Do any of these support SQL queries natively?

GreptimeDB and InfluxDB 3.x both support SQL. GreptimeDB speaks PostgreSQL and MySQL wire protocols, so you can connect standard SQL clients (DBeaver, psql, MySQL CLI). InfluxDB 3.x uses Flight SQL (Apache Arrow protocol). VictoriaMetrics does not support SQL — it uses PromQL and its extended MetricsQL.

How do these databases handle data retention and downsampling?

All three support configurable retention. GreptimeDB sets TTL per table. InfluxDB manages retention per bucket. VictoriaMetrics uses the -retentionPeriod flag (default: 1 month). For downsampling, GreptimeDB uses continuous aggregates, InfluxDB uses tasks with the Flux scheduler, and VictoriaMetrics uses recording rules via vmalert.

Which database is best for IoT workloads?

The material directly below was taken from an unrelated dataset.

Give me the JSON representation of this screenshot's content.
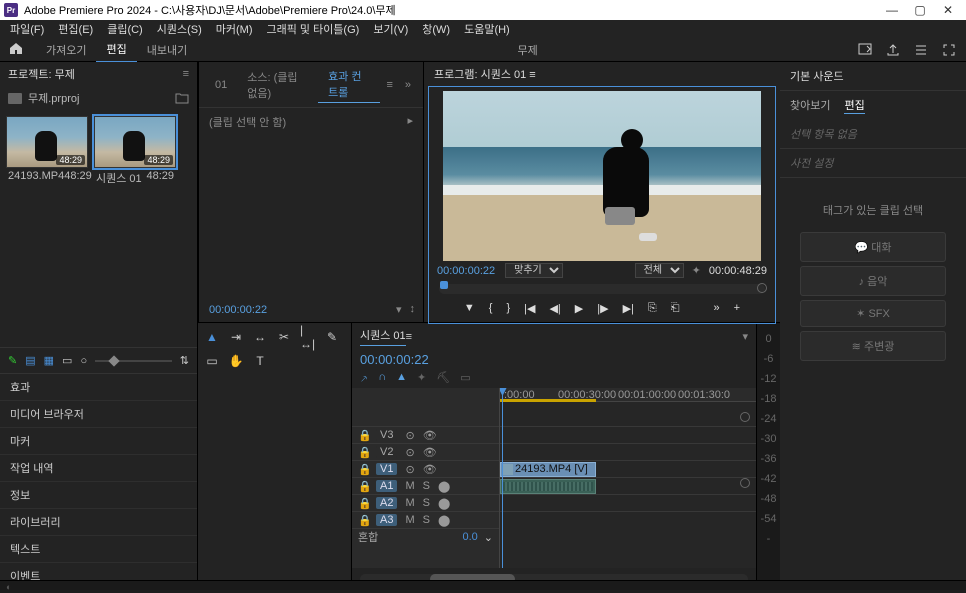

For IoT, consider ingestion protocol support. GreptimeDB accepts OpenTelemetry, MQTT (via gateway), and SQL — making it flexible for diverse IoT devices. InfluxDB has the broadest protocol support through Telegraf (MQTT, CoAP, Modbus plugins). VictoriaMetrics supports Graphite, InfluxDB Line Protocol, and OpenTSDB, covering most IoT use cases. VictoriaMetrics’ low resource footprint also makes it suitable for edge deployments.

Can these databases run on a Raspberry Pi or similar edge hardware?

VictoriaMetrics is the most suitable for edge hardware — its single binary runs comfortably on 512MB RAM and low-CPU environments. GreptimeDB’s Rust core is efficient but etcd dependency increases resource needs. InfluxDB 3.x with the Arrow engine requires more memory and is better suited for servers with 2GB+ RAM.